Five ways to improve your Field Service Performance

Service organisations are under increasing pressure to show rapid ROI, effective cost management, and solid productivity gains as they seek to service their customers well whilst simultaneously delivering net positive value to their business. You can’t hope to run an efficient field service organisation ‘on the fly’. You must be focused firstly on the customer, what their expectations and actual experience with your service organisation is, and then underpin this with supporting objectives, measures and programs. 

Let me elaborate. As I say, you must be ‘customer-obsessed’ in the first instance. Good customers are hard to come by; they can become your biggest fans, your most profitable accounts; and they often bring new customers into your business through referrals and endorsement of your quality. Look after them. Here are five things you can focus on to improve your field organisation. 

1. Manage your customers

 So, way number 1 is… manage your existing customers as if your business depended on it, because it actually does! Set and manage expectations; give more than what is expected; ask for feedback regularly (without being annoying); and laud them amongst their peers. Making your customers feel important, engaged and thrilled with their relationship with you will make dealing with the inevitable issues that arise a much more manageable experience. 

2. Fix your first time fix rate 

Way number 2 is about your actual field service performance. Improve your first time fix rate. This is arguably the most basic and important of all field service metrics. Your customers do not want your technicians telling them they need to schedule a return call because they don’t have the parts, tools, or skills to fix the original issue. Improve your first time fix rate and your customers will love you. 

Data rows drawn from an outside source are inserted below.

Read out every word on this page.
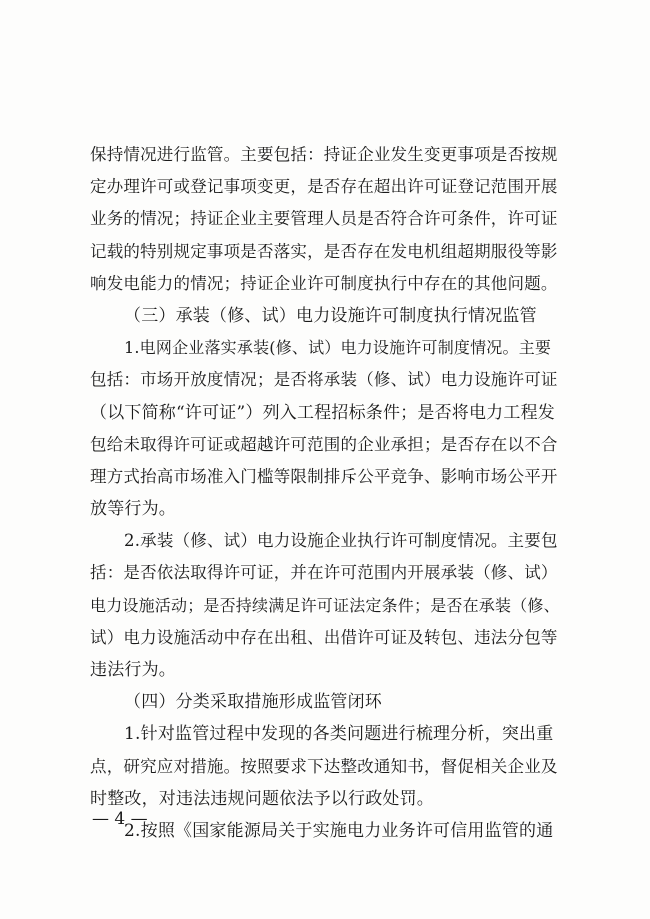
保持情况进行监管。主要包括：持证企业发生变更事项是否按规
定办理许可或登记事项变更，是否存在超出许可证登记范围开展
业务的情况；持证企业主要管理人员是否符合许可条件，许可证
记载的特别规定事项是否落实，是否存在发电机组超期服役等影
响发电能力的情况；持证企业许可制度执行中存在的其他问题。
（三）承装（修、试）电力设施许可制度执行情况监管
1.电网企业落实承装(修、试）电力设施许可制度情况。主要
包括：市场开放度情况；是否将承装（修、试）电力设施许可证
（以下简称“许可证”）列入工程招标条件；是否将电力工程发
包给未取得许可证或超越许可范围的企业承担；是否存在以不合
理方式抬高市场准入门槛等限制排斥公平竞争、影响市场公平开
放等行为。
2.承装（修、试）电力设施企业执行许可制度情况。主要包
括：是否依法取得许可证，并在许可范围内开展承装（修、试）
电力设施活动；是否持续满足许可证法定条件；是否在承装（修、
试）电力设施活动中存在出租、出借许可证及转包、违法分包等
违法行为。
（四）分类采取措施形成监管闭环
1.针对监管过程中发现的各类问题进行梳理分析，突出重
点，研究应对措施。按照要求下达整改通知书，督促相关企业及
时整改，对违法违规问题依法予以行政处罚。
2.按照《国家能源局关于实施电力业务许可信用监管的通
— 4 —
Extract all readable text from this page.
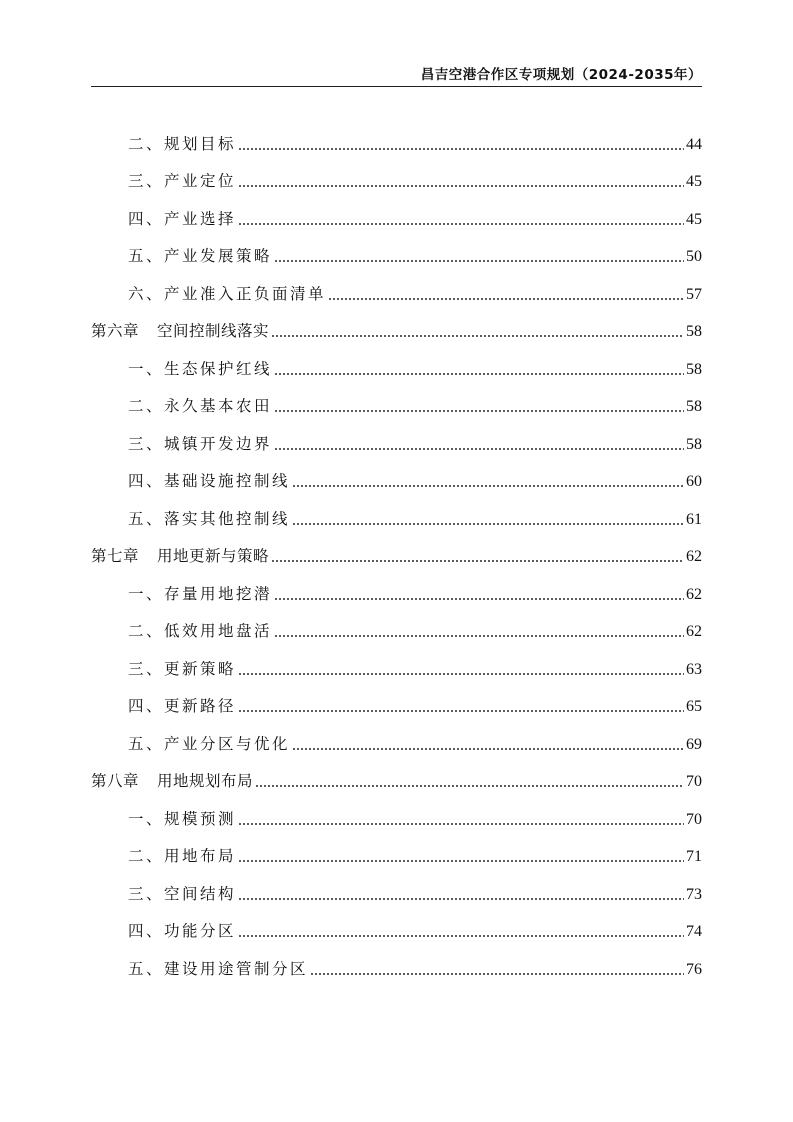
昌吉空港合作区专项规划（2024-2035年）
二、规划目标	44
三、产业定位	45
四、产业选择	45
五、产业发展策略	50
六、产业准入正负面清单	57
第六章 空间控制线落实	58
一、生态保护红线	58
二、永久基本农田	58
三、城镇开发边界	58
四、基础设施控制线	60
五、落实其他控制线	61
第七章 用地更新与策略	62
一、存量用地挖潜	62
二、低效用地盘活	62
三、更新策略	63
四、更新路径	65
五、产业分区与优化	69
第八章 用地规划布局	70
一、规模预测	70
二、用地布局	71
三、空间结构	73
四、功能分区	74
五、建设用途管制分区	76
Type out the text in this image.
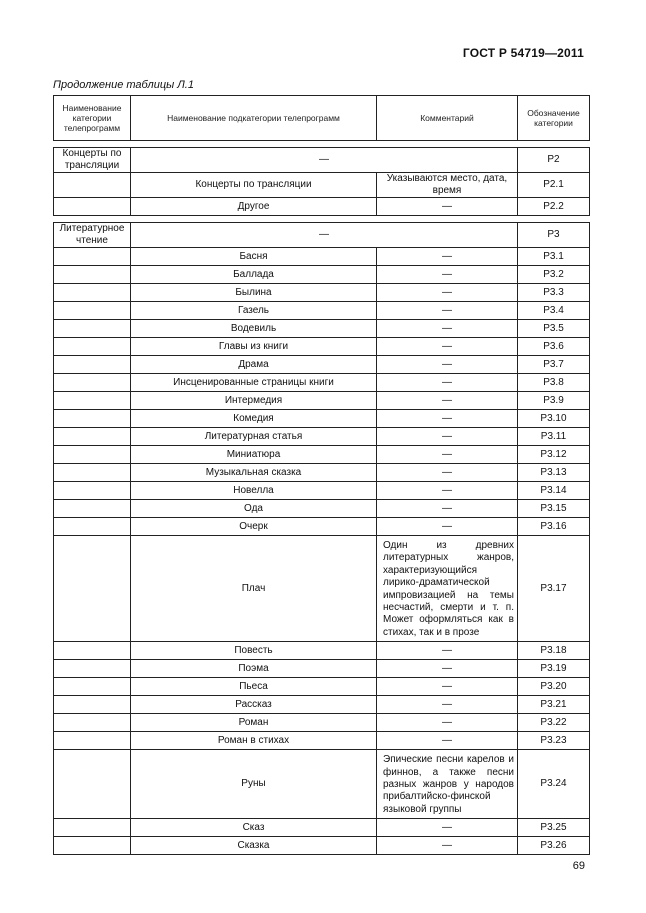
ГОСТ Р 54719—2011
Продолжение таблицы Л.1
Наименование категории телепрограмм	Наименование подкатегории телепрограмм	Комментарий	Обозначение категории

Концерты по трансляции	—		Р2
	Концерты по трансляции	Указываются место, дата, время	Р2.1
	Другое	—	Р2.2

Литературное чтение	—		Р3
	Басня	—	Р3.1
	Баллада	—	Р3.2
	Былина	—	Р3.3
	Газель	—	Р3.4
	Водевиль	—	Р3.5
	Главы из книги	—	Р3.6
	Драма	—	Р3.7
	Инсценированные страницы книги	—	Р3.8
	Интермедия	—	Р3.9
	Комедия	—	Р3.10
	Литературная статья	—	Р3.11
	Миниатюра	—	Р3.12
	Музыкальная сказка	—	Р3.13
	Новелла	—	Р3.14
	Ода	—	Р3.15
	Очерк	—	Р3.16
	Плач	Один из древних литературных жанров, характеризующийся лирико-драматической импровизацией на темы несчастий, смерти и т. п. Может оформляться как в стихах, так и в прозе	Р3.17
	Повесть	—	Р3.18
	Поэма	—	Р3.19
	Пьеса	—	Р3.20
	Рассказ	—	Р3.21
	Роман	—	Р3.22
	Роман в стихах	—	Р3.23
	Руны	Эпические песни карелов и финнов, а также песни разных жанров у народов прибалтийско-финской языковой группы	Р3.24
	Сказ	—	Р3.25
	Сказка	—	Р3.26
69
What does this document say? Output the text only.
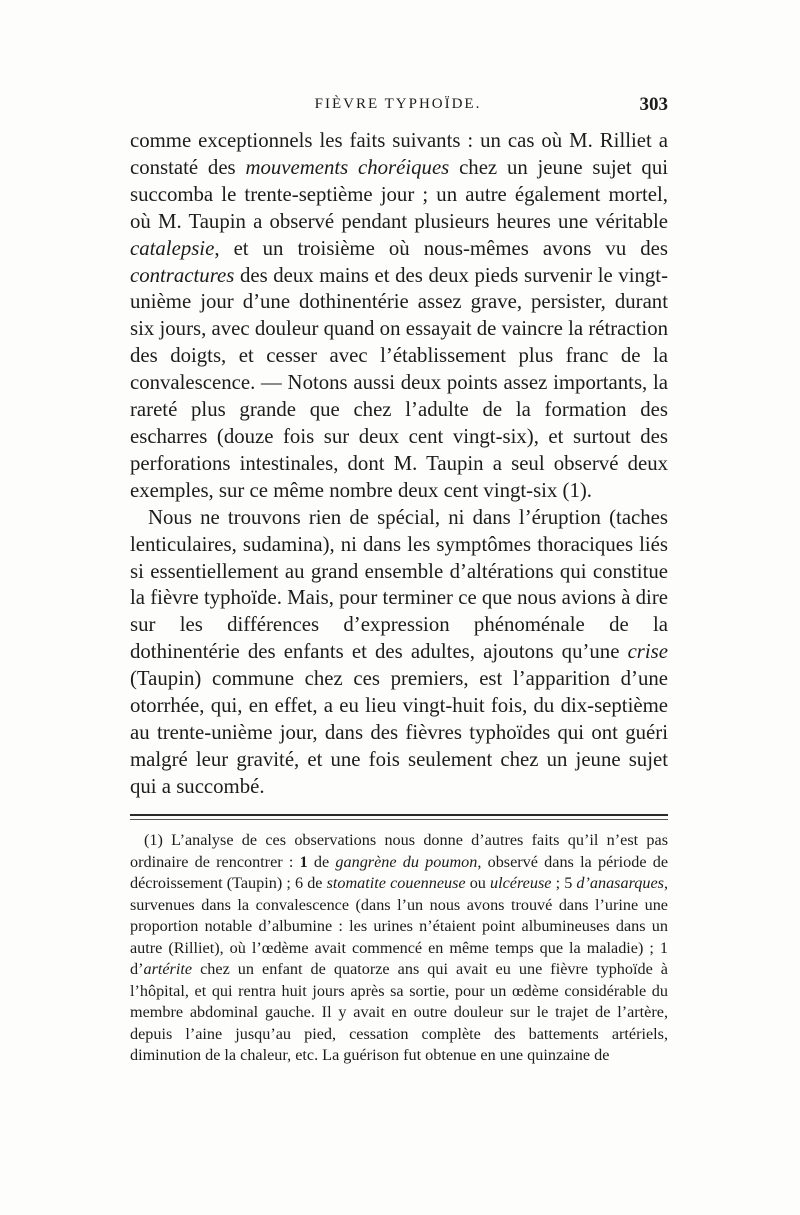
FIÈVRE TYPHOÏDE.	303

comme exceptionnels les faits suivants : un cas où M. Rilliet a constaté des mouvements choréiques chez un jeune sujet qui succomba le trente-septième jour ; un autre également mortel, où M. Taupin a observé pendant plusieurs heures une véritable catalepsie, et un troisième où nous-mêmes avons vu des contractures des deux mains et des deux pieds survenir le vingt-unième jour d’une dothinentérie assez grave, persister, durant six jours, avec douleur quand on essayait de vaincre la rétraction des doigts, et cesser avec l’établissement plus franc de la convalescence. — Notons aussi deux points assez importants, la rareté plus grande que chez l’adulte de la formation des escharres (douze fois sur deux cent vingt-six), et surtout des perforations intestinales, dont M. Taupin a seul observé deux exemples, sur ce même nombre deux cent vingt-six (1).

Nous ne trouvons rien de spécial, ni dans l’éruption (taches lenticulaires, sudamina), ni dans les symptômes thoraciques liés si essentiellement au grand ensemble d’altérations qui constitue la fièvre typhoïde. Mais, pour terminer ce que nous avions à dire sur les différences d’expression phénoménale de la dothinentérie des enfants et des adultes, ajoutons qu’une crise (Taupin) commune chez ces premiers, est l’apparition d’une otorrhée, qui, en effet, a eu lieu vingt-huit fois, du dix-septième au trente-unième jour, dans des fièvres typhoïdes qui ont guéri malgré leur gravité, et une fois seulement chez un jeune sujet qui a succombé.

(1) L’analyse de ces observations nous donne d’autres faits qu’il n’est pas ordinaire de rencontrer : 1 de gangrène du poumon, observé dans la période de décroissement (Taupin) ; 6 de stomatite couenneuse ou ulcéreuse ; 5 d’anasarques, survenues dans la convalescence (dans l’un nous avons trouvé dans l’urine une proportion notable d’albumine : les urines n’étaient point albumineuses dans un autre (Rilliet), où l’œdème avait commencé en même temps que la maladie) ; 1 d’artérite chez un enfant de quatorze ans qui avait eu une fièvre typhoïde à l’hôpital, et qui rentra huit jours après sa sortie, pour un œdème considérable du membre abdominal gauche. Il y avait en outre douleur sur le trajet de l’artère, depuis l’aine jusqu’au pied, cessation complète des battements artériels, diminution de la chaleur, etc. La guérison fut obtenue en une quinzaine de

3. Provide your Field Workers with the right tools and information in the field 

Way number 3 is about ensuring your field workers have everything they need – in the field – to do 100% of their job from the field. This really boils down to their mobility solution. Ensure that all work order details, instructions, diagrams, schematics, customer information and special instructions, etc., are all available in an easy to access and easy to digest manner from the field device. Your field workers need to be able to work offline as well as online, and access people and (remote) information directly from their tablet or smartphone. 

4. Improve workforce utilisation 

The fourth way talks to schedule and route optimisation of your field force. Having your resource utilisation honed like a finely tuned machine; your resources scheduled optimally and routed in the most efficient manner possible; with the right technicians deployed to the right customer at the right time, will truly deliver significant gains in productivity, but also improve technician satisfaction, as well as customer engagement. We all love it when a plan comes together, and that’s the feeling you get with schedule and route optimisation. 

5. Forecast future service demands 

The fifth way we’ll talk about today is to try and forecast the future needs of your service organisation, so you can meet those needs without having to scramble, and negatively impact on your service level performance. This may be as simple as seasonal trends. For example, are your air conditioning call outs going to increase by 25% as the weather starts to heat up? Or it may be to do with internal company activity. Are new product installations forecast to increase 10% as the result of a new marketing campaign and end of quarter sales push? Stay connected with the trends and forecasts that impact your business and try to prepare for them. 

Running a field organisation is not easy. Focusing on several key metrics and objectives however, can help make it a smoother and more responsive experience for all concerned – especially your customers. 

Best of luck in your service endeavours.